TeliaSonera, the Stockholm-based publicly listed telecommunications company, announced in April that it was planning to sell 10.6% of its stake in Megafon at an initial public offering (IPO). It noted that if the IPO failed to materialize by the end of 2014, it would oblige the Usmanov group to buy this bloc of shares. The announcement from TeliaSonera also said it “further aims to keep a long term ownership of 25 percent plus one share in MegaFon after an IPO. TeliaSonera has focused on realizing the value and increasing the liquidity of our investment in MegaFon, whilst maintaining a long term strategic ownership in the company. By reaching an agreement with the two other partners, whereby MegaFon will pursue an IPO and adopt an agreed dividend policy, we have resolved the ownership disputes and found a way to increase both the liquidity and value of our asset. By reducing our ownership we expect to realize a significant amount of the accrued valued generated by MegaFon since its inception.”

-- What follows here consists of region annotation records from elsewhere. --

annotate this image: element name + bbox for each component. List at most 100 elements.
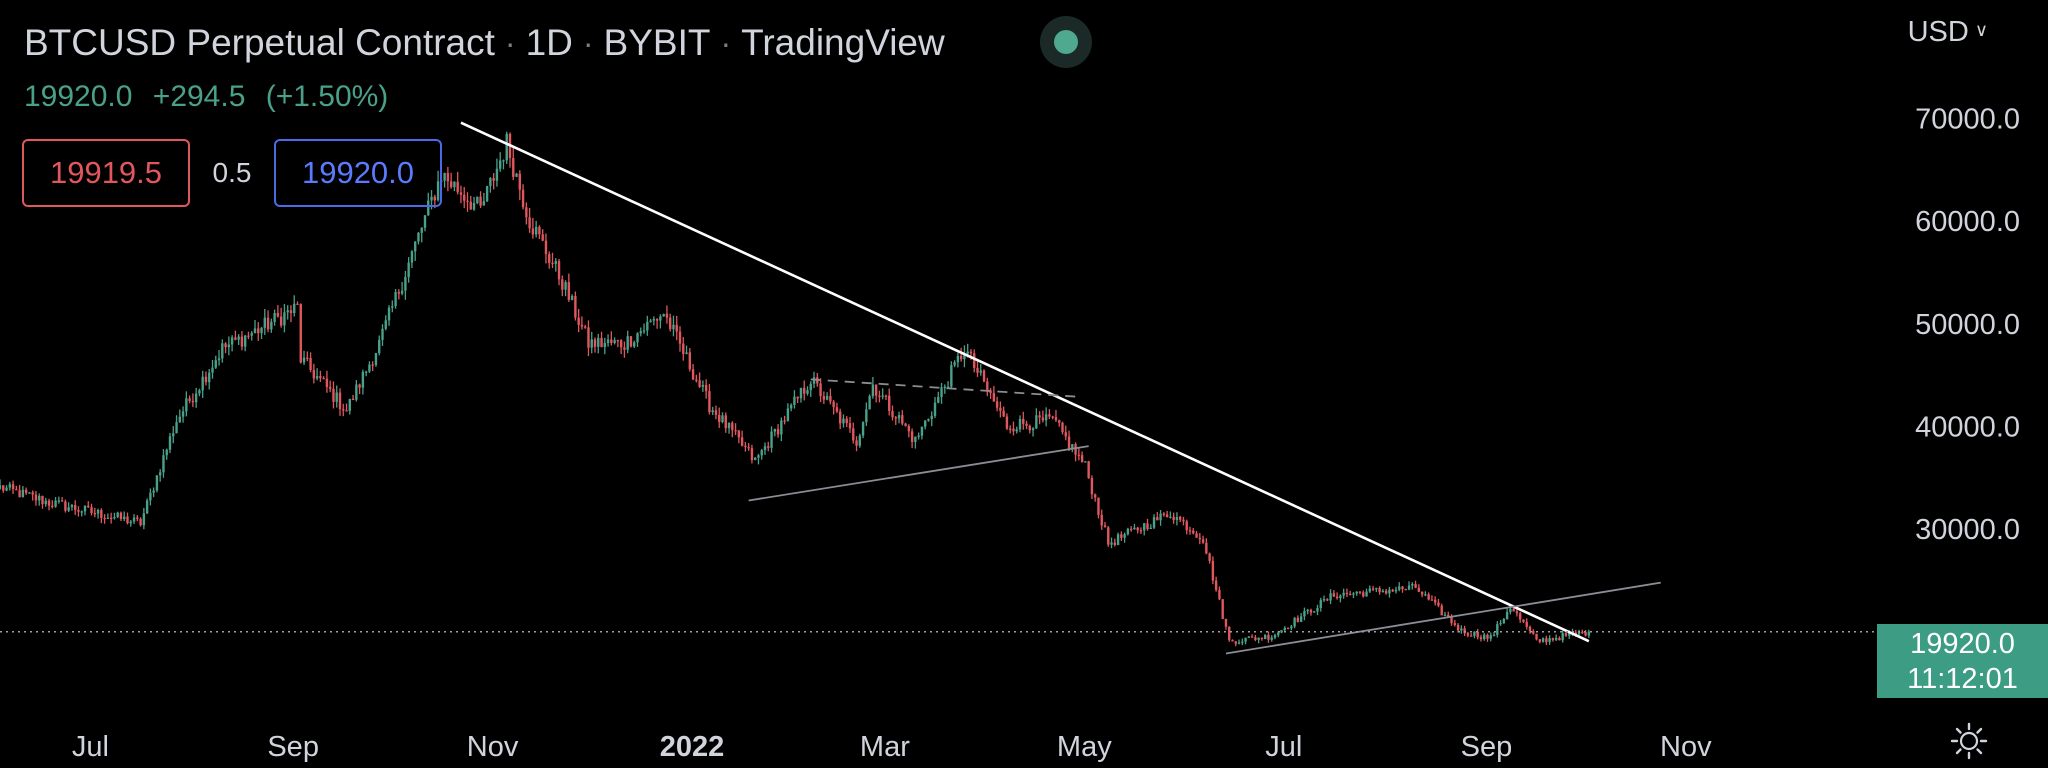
candle-body	[1044, 414, 1048, 421]
candle-body	[881, 395, 884, 397]
candle-body	[1071, 444, 1074, 449]
candle-body	[613, 340, 616, 343]
candle-body	[646, 321, 649, 331]
candle-body	[420, 227, 423, 233]
currency-selector[interactable]: USD ∨	[1908, 16, 1988, 49]
candle-countdown: 11:12:01	[1907, 663, 2018, 695]
candle-body	[129, 521, 132, 524]
candle-body	[874, 384, 878, 396]
candle-body	[1234, 641, 1237, 644]
candle-body	[1270, 637, 1273, 640]
candle-body	[1084, 461, 1087, 463]
candle-body	[1326, 599, 1329, 601]
candle-body	[878, 395, 881, 397]
exchange-label: BYBIT	[603, 22, 711, 63]
candle-body	[175, 422, 178, 434]
candle-body	[894, 417, 897, 419]
bear-flag-lower-line[interactable]	[1225, 581, 1661, 655]
candle-body	[773, 429, 777, 432]
candle-body	[283, 312, 286, 326]
candle-body	[221, 343, 224, 359]
candle-body	[1254, 637, 1257, 640]
candle-body	[201, 376, 204, 391]
candle-body	[381, 328, 384, 340]
candle-body	[397, 292, 401, 294]
triangle-lower-line[interactable]	[748, 445, 1089, 502]
price-change-percent: (+1.50%)	[265, 80, 389, 113]
market-status-indicator[interactable]	[1040, 16, 1092, 68]
candle-body	[561, 279, 564, 290]
candle-body	[933, 402, 937, 416]
candle-body	[243, 335, 247, 347]
candle-body	[332, 388, 335, 402]
candle-body	[67, 507, 70, 511]
candle-body	[799, 387, 803, 399]
candle-body	[1214, 580, 1218, 590]
candle-body	[1041, 417, 1045, 421]
main-downtrend-line[interactable]	[460, 121, 1590, 643]
candle-body	[476, 196, 479, 204]
symbol-title[interactable]: BTCUSD Perpetual Contract · 1D · BYBIT ·…	[24, 20, 945, 66]
candle-body	[865, 409, 868, 423]
candle-body	[293, 303, 296, 314]
candle-body	[1064, 432, 1067, 437]
buy-button[interactable]: 19920.0	[274, 139, 442, 207]
candle-body	[1581, 631, 1584, 633]
candle-body	[1469, 635, 1473, 637]
interval-label[interactable]: 1D	[525, 22, 573, 63]
candle-body	[812, 377, 816, 384]
candle-body	[70, 505, 74, 508]
candle-body	[969, 351, 973, 354]
candle-body	[361, 371, 365, 388]
candle-body	[417, 232, 420, 242]
candle-body	[400, 290, 404, 294]
separator: ·	[720, 24, 732, 61]
candle-body	[1456, 624, 1460, 631]
candle-body	[374, 353, 378, 366]
candle-body	[1332, 593, 1336, 597]
candle-body	[149, 492, 152, 501]
x-tick-label: Nov	[1660, 731, 1712, 763]
candle-body	[1093, 494, 1097, 498]
candle-body	[279, 316, 283, 326]
candle-body	[838, 411, 842, 424]
candle-body	[986, 381, 989, 391]
candle-body	[642, 330, 646, 332]
candle-body	[822, 396, 826, 400]
candle-body	[1368, 588, 1372, 592]
candle-body	[619, 340, 623, 348]
candle-body	[995, 401, 999, 408]
candle-body	[1394, 589, 1398, 592]
candle-body	[750, 448, 754, 461]
candle-body	[1116, 534, 1120, 545]
candle-body	[456, 181, 459, 193]
candle-body	[302, 357, 306, 363]
candle-body	[1548, 638, 1551, 643]
quote-panel: 19919.5 0.5 19920.0	[22, 137, 442, 209]
triangle-upper-line[interactable]	[810, 378, 1079, 398]
gear-icon[interactable]	[1950, 722, 1988, 760]
candle-body	[1505, 612, 1509, 619]
candle-body	[1479, 637, 1483, 640]
candle-body	[469, 201, 472, 210]
candle-body	[1365, 591, 1368, 597]
candle-body	[87, 505, 90, 508]
candle-body	[593, 339, 597, 347]
candle-body	[1313, 611, 1316, 613]
currency-label: USD	[1907, 16, 1969, 48]
symbol-name: BTCUSD Perpetual Contract	[24, 22, 495, 63]
candle-body	[907, 425, 911, 432]
candle-body	[848, 423, 852, 429]
candle-body	[1113, 542, 1117, 545]
candle-body	[132, 517, 136, 522]
separator: ·	[582, 24, 594, 61]
candle-body	[1489, 635, 1492, 639]
candle-body	[319, 376, 322, 379]
sell-button[interactable]: 19919.5	[22, 139, 190, 207]
candle-body	[1437, 602, 1440, 606]
candle-body	[1577, 631, 1581, 635]
candle-body	[224, 343, 227, 348]
candle-body	[54, 500, 57, 507]
candle-body	[191, 400, 195, 403]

Today’s IPO announcement fromMegafon hints that there may be a new agreement between Usmanov and the Swedes. According to the public document, TeliaSonera may remain in the company, or it may sell out. “TeliaSonera A.B. may own more than 25% of MegaFon’s issued share capital” is one hint. The other hint is in the arrangements for the new Megafon board to include “two Directors representing TeliaSonera (as long as it retains 25% plus one ordinary share after the completion of the Offering)”. The one restriction on a sell-out by TeliaSonera is this lock-up provision in the Megafon announcement: “the Selling Shareholders as well as certain other shareholders of the Company will be subject to a lock-up in respect of shares in the Company for a period of 180 days.”

TeliaSonera confirmed today that it is reserving the right to sell out after this period.